Je tombai les genoux au sol, devant mon mari en prenant mon ventre. J'entendis des chaises se pousser, vis des talons claquer au sol pour m'encercler, puis sentis quelque chose s'écouler entre mes jambes. Les invités hurlèrent de terreur, d'une même voix aiguë.
-Mon dieu, elle va accoucher ici !
-Appelez les secours ! Faîtes quelque chose !
-Le bébé va sortir ! Le bébé va sortir !
-Qu'est-ce-qu'on doit faire, Gintoki ?
-Je sais pas !
-Calmez-vous, les deux idiots ! Ma femme accouche, elle en a assez de vos jérémiades et de vos cris ! Faîtes quelque chose d'utile pour une fois, ou déguerpissez !
-Gil... J'ai mal...
-Ca va aller, jenck, ne t'en fais pas ! Chercha-t-il à me rassurer même en étant paniqué, mais sa voix me réconforta.

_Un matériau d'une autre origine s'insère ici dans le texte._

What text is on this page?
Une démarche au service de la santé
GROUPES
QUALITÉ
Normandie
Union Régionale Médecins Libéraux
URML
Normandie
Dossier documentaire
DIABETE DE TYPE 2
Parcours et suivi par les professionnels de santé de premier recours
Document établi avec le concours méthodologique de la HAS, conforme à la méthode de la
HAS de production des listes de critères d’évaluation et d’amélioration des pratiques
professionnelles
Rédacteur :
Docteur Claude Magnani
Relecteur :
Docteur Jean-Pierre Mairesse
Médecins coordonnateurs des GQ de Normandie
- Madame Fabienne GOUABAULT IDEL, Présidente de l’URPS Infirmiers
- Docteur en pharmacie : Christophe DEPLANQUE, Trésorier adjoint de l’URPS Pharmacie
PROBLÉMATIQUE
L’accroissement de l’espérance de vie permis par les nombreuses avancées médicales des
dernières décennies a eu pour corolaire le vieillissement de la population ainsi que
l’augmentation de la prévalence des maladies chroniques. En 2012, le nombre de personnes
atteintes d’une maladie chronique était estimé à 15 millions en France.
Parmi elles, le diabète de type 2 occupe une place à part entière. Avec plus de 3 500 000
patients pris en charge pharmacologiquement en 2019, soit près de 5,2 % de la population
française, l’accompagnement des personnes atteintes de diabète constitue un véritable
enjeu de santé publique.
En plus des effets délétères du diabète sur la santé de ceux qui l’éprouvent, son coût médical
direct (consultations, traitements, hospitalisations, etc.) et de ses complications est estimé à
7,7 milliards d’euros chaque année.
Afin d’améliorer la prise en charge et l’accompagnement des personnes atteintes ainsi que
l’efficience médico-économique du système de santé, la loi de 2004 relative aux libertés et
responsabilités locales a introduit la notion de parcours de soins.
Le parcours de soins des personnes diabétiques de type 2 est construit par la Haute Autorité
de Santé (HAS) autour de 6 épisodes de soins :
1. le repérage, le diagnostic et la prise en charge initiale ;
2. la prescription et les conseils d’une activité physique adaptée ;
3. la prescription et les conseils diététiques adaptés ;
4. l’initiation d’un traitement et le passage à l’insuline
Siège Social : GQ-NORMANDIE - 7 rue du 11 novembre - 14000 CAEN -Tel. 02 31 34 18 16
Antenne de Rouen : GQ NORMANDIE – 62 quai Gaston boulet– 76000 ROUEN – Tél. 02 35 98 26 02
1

Tout va bien se passer, je suis avec toi. Tu n'as pas à t'inquiéter.
-Le bébé... il va sortir...
-Je le sais, chérie, et il sera le plus beau des bébés que tu auras vus. Je te le promet.
-Putain ! Qu'est-ce-qu'on doit faire ?
-Appelez les secours.
-Au secours ! Une femme accouche ! Hurla à l'assemblé Hasegawa.
-Pas comme ça ! Sortez un portable !
-Tu crois qu'on a que ça à faire, sortir des portables de nos manches comme des magiciens ?
-Merde, j'ai oublié que vous êtes des clodos.
-Je t'ai dis que je ne suis pas un clodo !
-... Prenez le mien et appelez les pompiers. Mais vous aurez intérêt à me le rendre tout de suite après !
-Sinon quoi ? Tu appelleras les forces de l'ordre ?
-On a pas le temps de rire, Gintoki. Fais ce qu'il dit !
-Bon, bon,...
Il prit le portable que lui tendit mon mari, et fouilla dans son répertoire pour tomber sur les secours et leur prévenir de l'urgence de la situation. A l'entendre hurler de fureur, son interlocuteur ne prend pas la situation pour une urgence.
Mon estomac se distord, mon dos se courbe pour refouler la douleur dans mon corps. Je sens le bébé, qui bientôt verra le jour en ce jour si spécial...
*** 3 ans plus tard
Je regardai les éclats ambrés se détacher des arbres avant de s'échouer au sol. L'automne vient d'emporter dans son souffle saisonnier les premiers disamares, tombant en dessinant des tourbillons dans le ciel tapissé de gris. Ils s'échouent ensuite au sol et voûtant leurs ailes fanées. L'un d'eux s'échoua sur le nez de l'occupant du berceau, que je poussai depuis déjà plusieurs minutes. Le petit enfant déplia un grand sourire en brandissant vers les érables leur bien perdu...
-C'est comme ça que tu enchaînes les événements ? M'interpella Gil en pressant une main sur mon épaule pour faire savoir sa présence dans la scène automnale et poétique.
-Gintoki et Hasegawa sont retournés chez eux, c'est ce que tu voulais.
-Mais ce changement brusque de situation... Et cette trame.
-Apprécions juste cette fin, lui proposai-je en décalant l'index qui avait coupé ses mots pour l'embrasser amoureusement. Je remarquai dans son dos deux corps gisant aux sols tels des rats morts offrant leurs cadavres vers le soleil. L'un d'eux était surmonté d'une chevelure argentée, et l'autre d'une paire de lunettes noires. Je revins à ma poussette et la poussai innocemment... Car comme je viens de le dire, tout est bien qui finit bien.